Corn Kiribath (Milk Rice)
If you know how to prepare milk rice, you’re going to love this one: prepare corn kiribath as normal; just be sure to use basmati rice, coconut milk, water, and red amaranth in addition to minor spices like salt.
Baked Broccoli and Black Bean Noodles
This is one that can be done in several different ways, depending on your tastes. For example, black bean noodles can be replaced with your favorite kind.
The most important thing is to use red amaranth microgreens, tahini, cucumber, yogurt, and baked broccoli as the core ingredients!
How Long Does Amaranth Take To Sprout?
Depending on the species/seeds, amaranth typically requires around 4 or 5 to germinate/sprout, though 10 days is not uncommon.
If planting and growing them outdoors in the ground, expect a bit longer of a germination period.
Is Amaranth Hard To Grow?
Believe it or not, this little superfood is one of the very easiest microgreens to grow that there is.
That said, just make sure they stay somewhere warm and full of light and have well-drained soil. Also, you’ll want to water them up to two or three times per week during peek warm periods.

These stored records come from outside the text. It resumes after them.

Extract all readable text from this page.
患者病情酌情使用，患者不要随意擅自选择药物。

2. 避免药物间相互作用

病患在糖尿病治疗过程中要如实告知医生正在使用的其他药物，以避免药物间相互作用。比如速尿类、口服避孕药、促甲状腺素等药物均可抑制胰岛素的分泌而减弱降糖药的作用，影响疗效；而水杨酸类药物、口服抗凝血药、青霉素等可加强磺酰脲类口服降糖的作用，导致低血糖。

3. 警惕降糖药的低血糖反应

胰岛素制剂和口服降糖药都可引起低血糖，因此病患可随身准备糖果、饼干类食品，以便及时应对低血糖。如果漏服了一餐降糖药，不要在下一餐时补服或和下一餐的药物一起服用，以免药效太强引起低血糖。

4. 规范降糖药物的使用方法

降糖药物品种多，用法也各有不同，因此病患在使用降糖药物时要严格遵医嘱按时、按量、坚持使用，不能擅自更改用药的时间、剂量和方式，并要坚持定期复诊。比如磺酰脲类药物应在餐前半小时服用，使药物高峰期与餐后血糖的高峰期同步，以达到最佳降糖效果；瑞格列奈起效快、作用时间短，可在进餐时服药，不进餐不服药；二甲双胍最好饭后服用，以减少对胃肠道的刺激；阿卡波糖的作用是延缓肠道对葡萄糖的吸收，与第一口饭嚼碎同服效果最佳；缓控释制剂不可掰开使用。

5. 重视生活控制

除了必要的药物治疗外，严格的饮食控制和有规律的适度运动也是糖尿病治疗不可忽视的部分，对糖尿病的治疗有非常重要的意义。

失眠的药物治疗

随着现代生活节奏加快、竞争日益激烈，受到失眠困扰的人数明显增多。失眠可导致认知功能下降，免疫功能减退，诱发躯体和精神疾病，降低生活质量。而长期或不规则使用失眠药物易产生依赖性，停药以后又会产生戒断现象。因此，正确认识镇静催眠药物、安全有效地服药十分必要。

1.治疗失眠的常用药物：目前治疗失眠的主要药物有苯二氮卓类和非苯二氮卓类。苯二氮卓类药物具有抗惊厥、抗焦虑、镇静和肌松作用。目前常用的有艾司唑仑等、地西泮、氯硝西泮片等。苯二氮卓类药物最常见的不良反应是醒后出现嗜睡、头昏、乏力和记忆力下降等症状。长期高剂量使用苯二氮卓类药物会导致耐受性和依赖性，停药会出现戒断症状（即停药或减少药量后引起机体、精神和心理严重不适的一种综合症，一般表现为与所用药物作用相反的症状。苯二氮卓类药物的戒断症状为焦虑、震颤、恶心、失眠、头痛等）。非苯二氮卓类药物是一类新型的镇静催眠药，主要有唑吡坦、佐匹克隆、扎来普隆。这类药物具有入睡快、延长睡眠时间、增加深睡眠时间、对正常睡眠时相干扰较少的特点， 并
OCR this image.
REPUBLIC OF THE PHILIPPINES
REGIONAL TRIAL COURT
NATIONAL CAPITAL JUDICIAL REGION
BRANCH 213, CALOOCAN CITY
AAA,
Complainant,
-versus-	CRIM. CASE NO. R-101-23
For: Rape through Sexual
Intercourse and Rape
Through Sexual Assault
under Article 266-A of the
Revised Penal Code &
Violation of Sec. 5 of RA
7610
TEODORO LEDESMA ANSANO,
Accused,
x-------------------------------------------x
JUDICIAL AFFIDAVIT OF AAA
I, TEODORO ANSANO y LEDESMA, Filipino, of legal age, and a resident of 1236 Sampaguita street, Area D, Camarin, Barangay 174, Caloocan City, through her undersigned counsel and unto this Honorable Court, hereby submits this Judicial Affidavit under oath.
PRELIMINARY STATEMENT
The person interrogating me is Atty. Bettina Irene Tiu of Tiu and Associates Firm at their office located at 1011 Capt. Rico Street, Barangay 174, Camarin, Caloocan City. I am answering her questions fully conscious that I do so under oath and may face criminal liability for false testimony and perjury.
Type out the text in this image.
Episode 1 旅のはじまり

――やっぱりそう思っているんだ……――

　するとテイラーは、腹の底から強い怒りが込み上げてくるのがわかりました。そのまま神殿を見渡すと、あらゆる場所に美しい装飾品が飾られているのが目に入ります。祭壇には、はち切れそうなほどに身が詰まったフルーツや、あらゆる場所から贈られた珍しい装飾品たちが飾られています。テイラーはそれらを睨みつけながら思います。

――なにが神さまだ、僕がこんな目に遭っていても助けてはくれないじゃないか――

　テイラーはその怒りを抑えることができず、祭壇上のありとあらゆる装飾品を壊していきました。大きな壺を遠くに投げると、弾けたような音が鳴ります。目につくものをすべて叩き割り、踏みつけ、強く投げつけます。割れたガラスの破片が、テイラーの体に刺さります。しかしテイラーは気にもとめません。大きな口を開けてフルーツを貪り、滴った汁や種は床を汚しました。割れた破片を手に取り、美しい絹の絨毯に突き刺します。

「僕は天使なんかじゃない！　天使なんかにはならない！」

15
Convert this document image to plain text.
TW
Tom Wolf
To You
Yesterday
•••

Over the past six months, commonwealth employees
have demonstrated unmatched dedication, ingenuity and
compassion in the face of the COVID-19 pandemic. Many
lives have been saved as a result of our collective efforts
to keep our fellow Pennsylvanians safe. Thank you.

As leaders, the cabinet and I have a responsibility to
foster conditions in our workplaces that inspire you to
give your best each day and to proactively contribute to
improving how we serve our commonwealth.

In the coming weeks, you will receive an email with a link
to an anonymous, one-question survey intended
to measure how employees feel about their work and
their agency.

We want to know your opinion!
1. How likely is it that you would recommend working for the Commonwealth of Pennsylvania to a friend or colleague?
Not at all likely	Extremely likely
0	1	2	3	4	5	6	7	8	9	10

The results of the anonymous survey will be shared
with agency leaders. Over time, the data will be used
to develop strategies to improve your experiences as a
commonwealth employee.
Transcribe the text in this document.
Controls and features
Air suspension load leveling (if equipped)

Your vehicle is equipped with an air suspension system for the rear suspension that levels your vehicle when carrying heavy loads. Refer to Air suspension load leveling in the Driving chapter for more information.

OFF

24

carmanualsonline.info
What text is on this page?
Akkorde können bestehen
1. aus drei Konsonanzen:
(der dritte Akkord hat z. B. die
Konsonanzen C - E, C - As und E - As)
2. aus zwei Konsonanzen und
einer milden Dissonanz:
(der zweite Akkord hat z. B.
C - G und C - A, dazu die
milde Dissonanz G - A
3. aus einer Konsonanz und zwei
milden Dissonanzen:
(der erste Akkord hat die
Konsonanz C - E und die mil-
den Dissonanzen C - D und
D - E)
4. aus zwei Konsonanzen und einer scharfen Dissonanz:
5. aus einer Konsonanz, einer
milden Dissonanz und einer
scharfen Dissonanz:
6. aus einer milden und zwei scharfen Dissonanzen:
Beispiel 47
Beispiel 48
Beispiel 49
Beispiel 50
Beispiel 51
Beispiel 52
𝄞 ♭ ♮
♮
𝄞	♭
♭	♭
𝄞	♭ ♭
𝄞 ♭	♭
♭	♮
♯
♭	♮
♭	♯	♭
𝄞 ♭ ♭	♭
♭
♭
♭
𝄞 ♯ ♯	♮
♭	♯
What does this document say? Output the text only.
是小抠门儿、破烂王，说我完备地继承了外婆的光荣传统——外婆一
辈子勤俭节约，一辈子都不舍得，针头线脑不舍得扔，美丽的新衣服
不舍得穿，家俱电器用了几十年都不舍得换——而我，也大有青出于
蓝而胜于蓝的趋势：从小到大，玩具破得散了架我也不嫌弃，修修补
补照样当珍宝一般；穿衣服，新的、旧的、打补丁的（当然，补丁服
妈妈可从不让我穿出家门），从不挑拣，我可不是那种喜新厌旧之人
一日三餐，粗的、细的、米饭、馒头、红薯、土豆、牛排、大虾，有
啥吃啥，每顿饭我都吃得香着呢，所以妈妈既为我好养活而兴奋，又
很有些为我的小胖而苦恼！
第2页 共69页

Are Red Garnet Amaranth Microgreens Edible?
Red garnet amaranth microgreens are just as edible as any species. In fact, they are even tastier than most of the amaranth microgreens out there.
The best time to harvest this particular type of amaranth is 2 to 3 weeks after planting.
What Is the Best Variety of Amaranth for Microgreens?
Many microgreen growers commonly point to the red garnet species as the best variety of amaranth to grow as microgreens.
They are super easy to grow, extremely healthy for you, and are the most beautiful to look at as well with their red/purple tops.
How To Grow Amaranth Microgreens
Amaranth microgreens are among the easiest microgreens to grow and are relatively easier to grow than “normal” plants too!
Here’s how you do it, step-by-step:
- Secure the proper seeds
- Fill trays with water
- Add growing medium until the water is mostly absorbed
- Spread the seeds out over the growing medium
- Mist the seeds with a water bottle or sprayer
- Once the seeds germinate, add light to the mix
- Continue watering daily
- Harvest once the microgreens are about 3 inches tall
Tip: Use a germination heat mat (I recommend this one) under your tray to speed sprouting.
How To Grow Amaranth Microgreens Without Soil
Growing amaranth microgreens without soil isn’t much different of a process than growing them with soil.
The biggest difference is getting used to the fact that, yes, things can grow and thrive without dirt!
Here are the steps:
- Purchase amaranth seeds
- Fill your tray with water
- Add in the seeds
- Once they sprout and have two little leaves, add light
- Continue watering for several more days
- Harvest once they reach a height of approximately 3 inches
As with growing microgreens in soil, adding a warming mat under the tray helps speed up the germination process.
Amaranth microgreens are an excellent choice for beginners and long-time microgreen growers/consumers alike.
Not only are they healthier than most and easy to grow, but they are also prettier to look at! So, what’s not to like?
Whether you plan to grow in soil or in soilless trays/mediums, hopefully, we answered all of your questions!